Agriculture also faces a future in which the climate that it relies on is changing. More extremes, from floods to droughts, are already happening.
The carbon emissions that are driving climate change affect agricultural products in a negative way. More carbon means plants produce less zinc, protein and iron. People already can’t get enough of these from the food they buy. This means people will have to buy and eat more food to get the same amount of nutrients.
Many people argue that the solution to climate change and growing hunger is organic farming.
Previous research published in Nature Sustainability has said that 10% of all farms in the world work this way.
The new research says the effect of organic farming has not been properly studied.

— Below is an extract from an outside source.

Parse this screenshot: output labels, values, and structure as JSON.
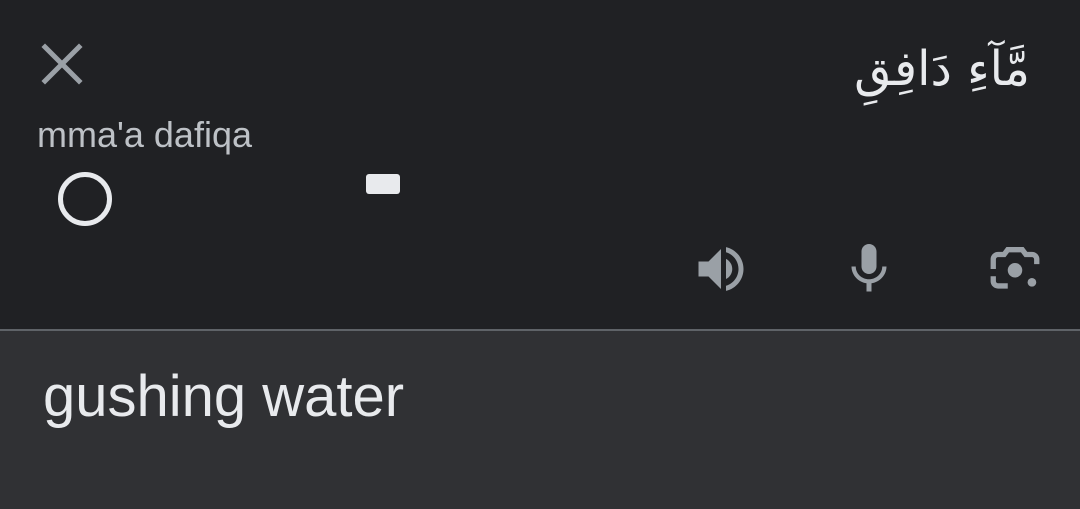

It notes that, in the European dairy sector, organic farming has increased soil loss by a third, and it takes double the land that intensive farming does.
The research also doesn’t rule out fertilisers and other chemicals that organic farmers do not use. But these are all-important in a world where the environment is changing rapidly.
The researchers say large-scale farmers also need to look at obvious solutions.
These changes will mean more food is grown on less space. Farms will stay profitable so they can spend more looking after their soil and water. They will also have the resources to survive shocks such as drought.
So maybe the way forward is not the farm store down the road but the big farming chain.